Well done and thanks for reporting it so well. It will be a great encouragement and help to others. 

The AIB/EBS panels have rightly been criticised for many of their decisions but it's good to see them getting some of them right. 

What was the attitude of EBS?  Did they contest it strongly or did they agree that you deserved more?

Brendan


----------



## GKS2020 (18 Jul 2020)

Brendan Burgess said:


> Hi GKS
> 
> Well done and thanks for reporting it so well. It will be a great encouragement and help to others.
> 
> ...


The tracker panel decision was only received yesterday so I presume I will hear from EBS in due course .
My assumption was the redress panel decision was final upon our acceptance !


----------



## Brendan Burgess (18 Jul 2020)

Hi GKS

Sorry, I wasn't clear.  As long as the amount is under €300k, EBS will accept it automatically.

My question was referring to the pre-decision phase.   Did EBS dispute the amount you claimed? 

Brendan


----------



## Bronte (18 Jul 2020)

You don’t have to justify the amount, you deserve everything you get.
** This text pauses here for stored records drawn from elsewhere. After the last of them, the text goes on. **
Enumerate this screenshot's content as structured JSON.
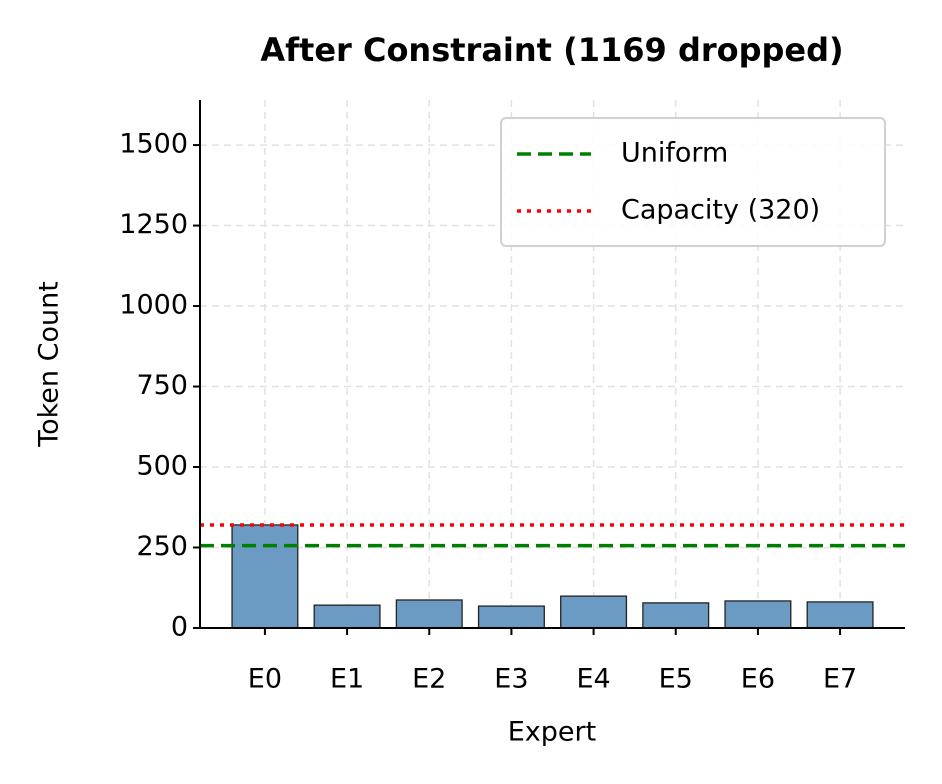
{
  "chart_data": {
    "type": "bar",
    "title": "After Constraint (1169 dropped)",
    "x_label": "Expert",
    "y_label": "Token Count",
    "categories": [
      "E0",
      "E1",
      "E2",
      "E3",
      "E4",
      "E5",
      "E6",
      "E7"
    ],
    "values": [
      320,
      71,
      87,
      68,
      99,
      78,
      84,
      81
    ],
    "color": "#6b9bc3",
    "edgecolor": "#222222",
    "ylim": [
      0,
      1640
    ],
    "yticks": [
      0,
      250,
      500,
      750,
      1000,
      1250,
      1500
    ],
    "grid": true,
    "legend": "upper right",
    "reference_lines": [
      {
        "name": "Uniform",
        "value": 256,
        "color": "#008000",
        "style": "dashed"
      },
      {
        "name": "Capacity (320)",
        "value": 320,
        "color": "#ff0000",
        "style": "dotted"
      }
    ]
  }
}
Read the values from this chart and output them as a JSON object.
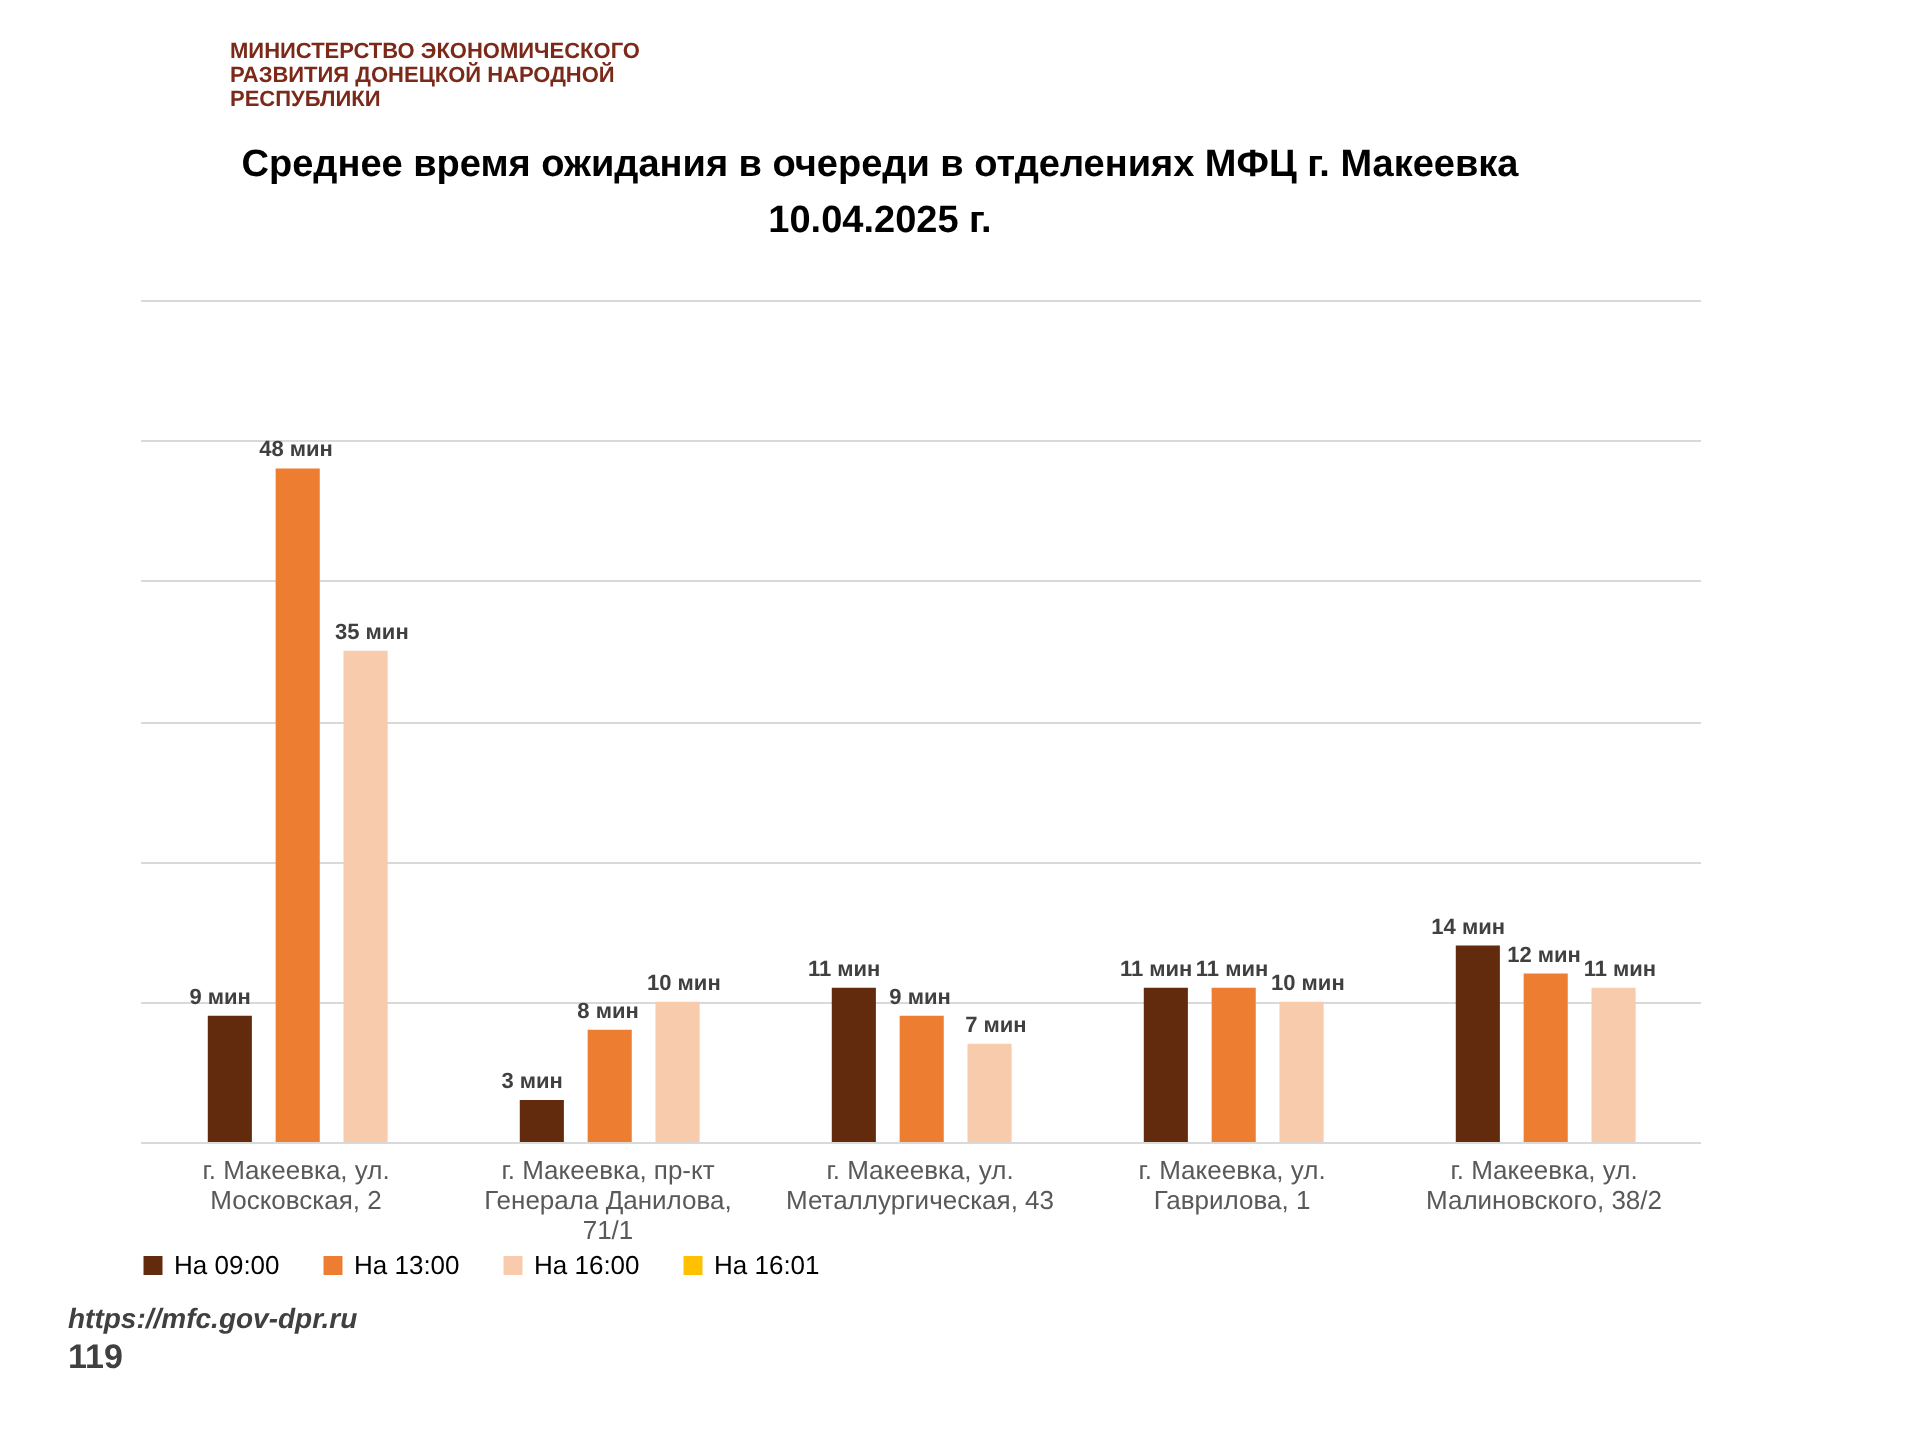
{
  "chart_data": {
    "type": "bar",
    "title": "Среднее время ожидания в очереди в отделениях МФЦ г. Макеевка",
    "subtitle": "10.04.2025 г.",
    "categories": [
      "г. Макеевка, ул. Московская, 2",
      "г. Макеевка, пр-кт Генерала Данилова, 71/1",
      "г. Макеевка, ул. Металлургическая, 43",
      "г. Макеевка, ул. Гаврилова, 1",
      "г. Макеевка, ул. Малиновского, 38/2"
    ],
    "series": [
      {
        "name": "На 09:00",
        "color": "#632b0d",
        "values": [
          9,
          3,
          11,
          11,
          14
        ],
        "value_labels": [
          "9 мин",
          "3 мин",
          "11 мин",
          "11 мин",
          "14 мин"
        ]
      },
      {
        "name": "На 13:00",
        "color": "#ed7d31",
        "values": [
          48,
          8,
          9,
          11,
          12
        ],
        "value_labels": [
          "48 мин",
          "8 мин",
          "9 мин",
          "11 мин",
          "12 мин"
        ]
      },
      {
        "name": "На 16:00",
        "color": "#f8cbad",
        "values": [
          35,
          10,
          7,
          10,
          11
        ],
        "value_labels": [
          "35 мин",
          "10 мин",
          "7 мин",
          "10 мин",
          "11 мин"
        ]
      },
      {
        "name": "На 16:01",
        "color": "#ffc000",
        "values": [
          null,
          null,
          null,
          null,
          null
        ],
        "value_labels": [
          null,
          null,
          null,
          null,
          null
        ]
      }
    ],
    "ylim": [
      0,
      60
    ],
    "yticks": [
      {
        "value": 0,
        "label": null
      },
      {
        "value": 10,
        "label": null
      },
      {
        "value": 20,
        "label": null
      },
      {
        "value": 30,
        "label": null
      },
      {
        "value": 40,
        "label": null
      },
      {
        "value": 50,
        "label": null
      },
      {
        "value": 60,
        "label": null
      }
    ],
    "grid": "y",
    "legend": "bottom",
    "annotations": [
      "МИНИСТЕРСТВО ЭКОНОМИЧЕСКОГО РАЗВИТИЯ ДОНЕЦКОЙ НАРОДНОЙ РЕСПУБЛИКИ",
      "https://mfc.gov-dpr.ru",
      "119"
    ]
  }
}
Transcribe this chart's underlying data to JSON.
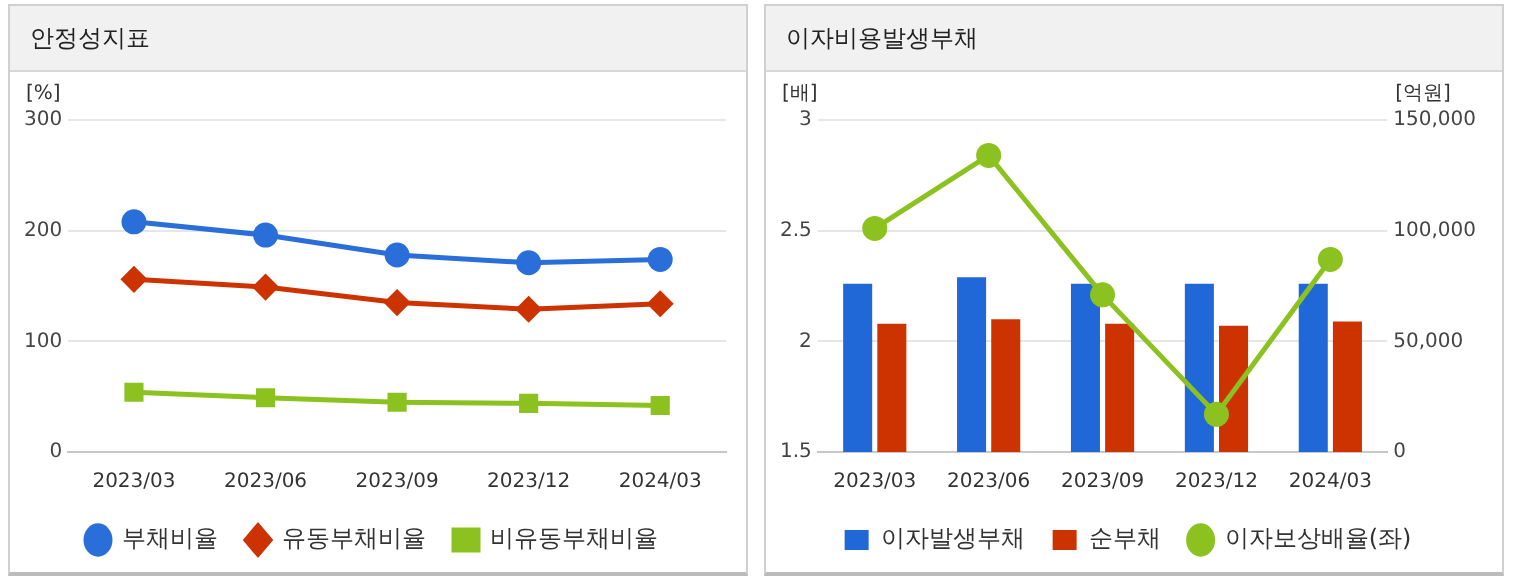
{
  "chart_data": [
    {
      "type": "line",
      "title": "안정성지표",
      "ylabel": "[%]",
      "categories": [
        "2023/03",
        "2023/06",
        "2023/09",
        "2023/12",
        "2024/03"
      ],
      "ylim": [
        0,
        300
      ],
      "yticks": [
        0,
        100,
        200,
        300
      ],
      "grid": "y",
      "legend": "bottom",
      "series": [
        {
          "name": "부채비율",
          "color": "#2a6fd9",
          "marker": "circle",
          "values": [
            208,
            196,
            178,
            171,
            174
          ]
        },
        {
          "name": "유동부채비율",
          "color": "#cc3300",
          "marker": "diamond",
          "values": [
            156,
            149,
            135,
            129,
            134
          ]
        },
        {
          "name": "비유동부채비율",
          "color": "#8cc21f",
          "marker": "square",
          "values": [
            54,
            49,
            45,
            44,
            42
          ]
        }
      ]
    },
    {
      "type": "bar",
      "title": "이자비용발생부채",
      "ylabel": "[배]",
      "y2label": "[억원]",
      "categories": [
        "2023/03",
        "2023/06",
        "2023/09",
        "2023/12",
        "2024/03"
      ],
      "ylim": [
        1.5,
        3
      ],
      "yticks": [
        1.5,
        2,
        2.5,
        3
      ],
      "y2lim": [
        0,
        150000
      ],
      "y2ticks": [
        {
          "value": 0,
          "label": "0"
        },
        {
          "value": 50000,
          "label": "50,000"
        },
        {
          "value": 100000,
          "label": "100,000"
        },
        {
          "value": 150000,
          "label": "150,000"
        }
      ],
      "grid": "y",
      "legend": "bottom",
      "series": [
        {
          "name": "이자발생부채",
          "color": "#2067d8",
          "axis": "y2",
          "values": [
            76000,
            79000,
            76000,
            76000,
            76000
          ]
        },
        {
          "name": "순부채",
          "color": "#cc3300",
          "axis": "y2",
          "values": [
            58000,
            60000,
            58000,
            57000,
            59000
          ]
        },
        {
          "name": "이자보상배율(좌)",
          "type": "line",
          "color": "#8cc21f",
          "marker": "circle",
          "values": [
            2.51,
            2.84,
            2.21,
            1.67,
            2.37
          ]
        }
      ]
    }
  ]
}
You more than earned it. Anyone having had to go through the stress you did are fully entitled to proper compensation. Enjoy it. And know that you help others by posting your positive outcome. Congratulations.


----------



## Trackman (19 Jul 2020)

Congrats on your appeal. Well deserved

I have started the appeals process with EBS. Did you get an oral hearing and if so how did that go? 

Our appeal centres on whether the bank overcharge was causal in the home being sold. The bank state, in response to our appeal, they believe our reduced income was the only factor.


----------